Before talking with LVSportsBiz.com, Bubolz took a few moments to address local hockey media members who were tasting arena concessionaire Levy Restaurants’ gold-sprayed strawberries and cupcakes, along with other suite-level offerings.
Bubolz asked the media if they can tell the out-of-town reporters that Las Vegas is more than just the Strip — that Las Vegas has a community of neighborhoods and places of worship and places to be explored from downtown to Red Rock Canyon.
Who saw that coming? Out-of-town and international media coming to Las Vegas for a single purpose — to report on Game 1 of the Stanley Cup Finals that is scheduled for Las Vegas Monday.
Back on Feb. 10, 2015, Bettman just wanted to see at least 10,000 season ticket commitments.

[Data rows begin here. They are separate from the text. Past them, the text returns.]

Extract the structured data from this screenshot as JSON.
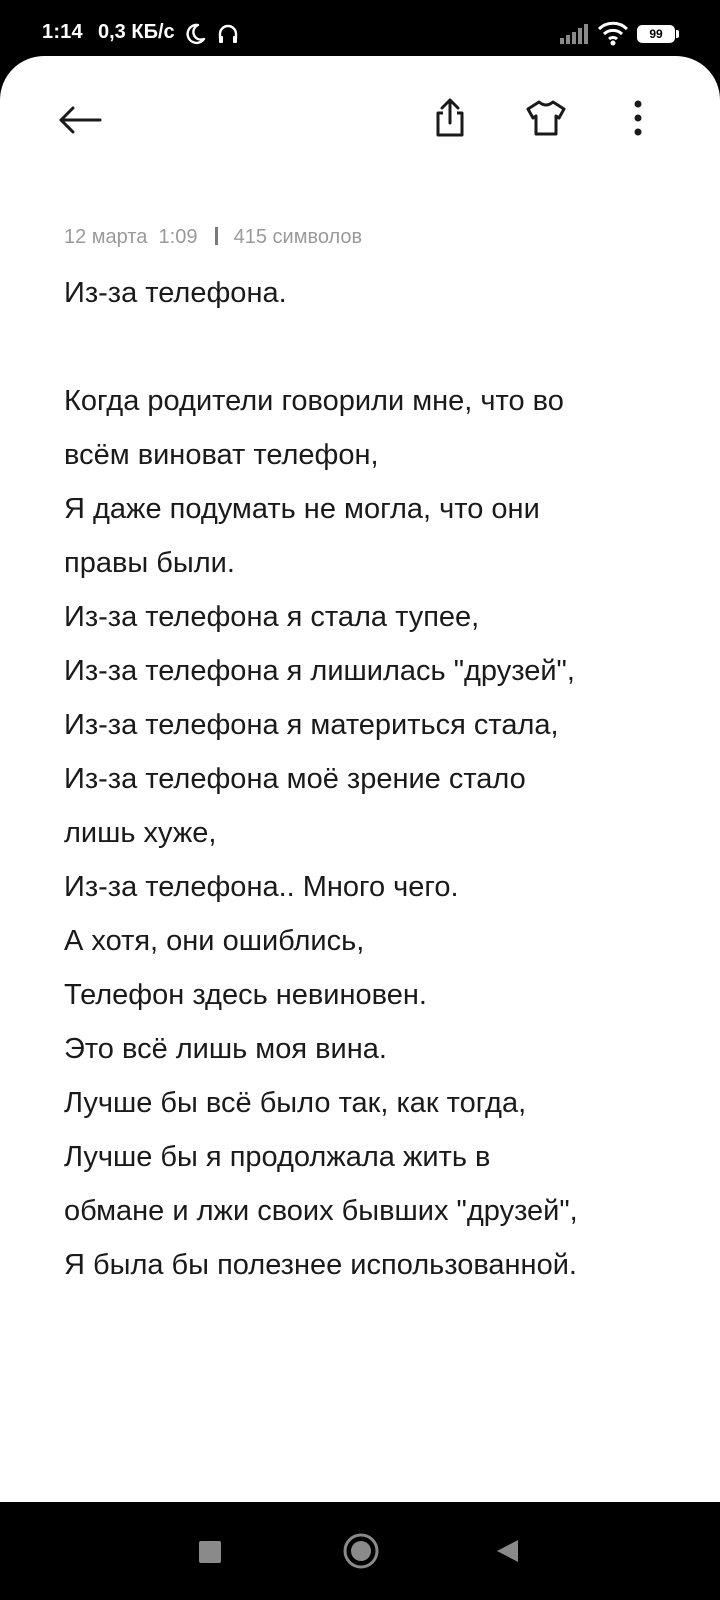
{
  "status_bar": {
    "time": "1:14",
    "speed": "0,3 КБ/с",
    "battery": "99",
    "icons": [
      "moon-icon",
      "headset-icon",
      "signal-icon",
      "wifi-icon",
      "battery-icon"
    ]
  },
  "toolbar": {
    "icons": [
      "back-arrow-icon",
      "share-icon",
      "tshirt-icon",
      "more-vertical-icon"
    ]
  },
  "note": {
    "date": "12 марта  1:09",
    "char_count": "415 символов",
    "lines": [
      "Из-за телефона.",
      "",
      "Когда родители говорили мне, что во",
      "всём виноват телефон,",
      "Я даже подумать не могла, что они",
      "правы были.",
      "Из-за телефона я стала тупее,",
      "Из-за телефона я лишилась \"друзей\",",
      "Из-за телефона я материться стала,",
      "Из-за телефона моё зрение стало",
      "лишь хуже,",
      "Из-за телефона.. Много чего.",
      "А хотя, они ошиблись,",
      "Телефон здесь невиновен.",
      "Это всё лишь моя вина.",
      "Лучше бы всё было так, как тогда,",
      "Лучше бы я продолжала жить в",
      "обмане и лжи своих бывших \"друзей\",",
      "Я была бы полезнее использованной."
    ]
  },
  "nav_bar": {
    "icons": [
      "recents-icon",
      "home-icon",
      "back-icon"
    ]
  },
  "colors": {
    "background": "#ffffff",
    "text": "#1a1a1a",
    "meta": "#9a9a9a",
    "system_bars": "#000000"
  }
}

The NHL commissioner wanted to see how the Las Vegas market would respond to the ticket deposit drive.
“We’re listening (to the Foley-Maloof group),” Bettman said back then. “Let’s see what happens over the next few weeks.”
Things turned out well. The Stanley Cup was hanging out in T-Mobile Arena Sunday for either the Golden Knights or the Capitals to claim during the next two weeks.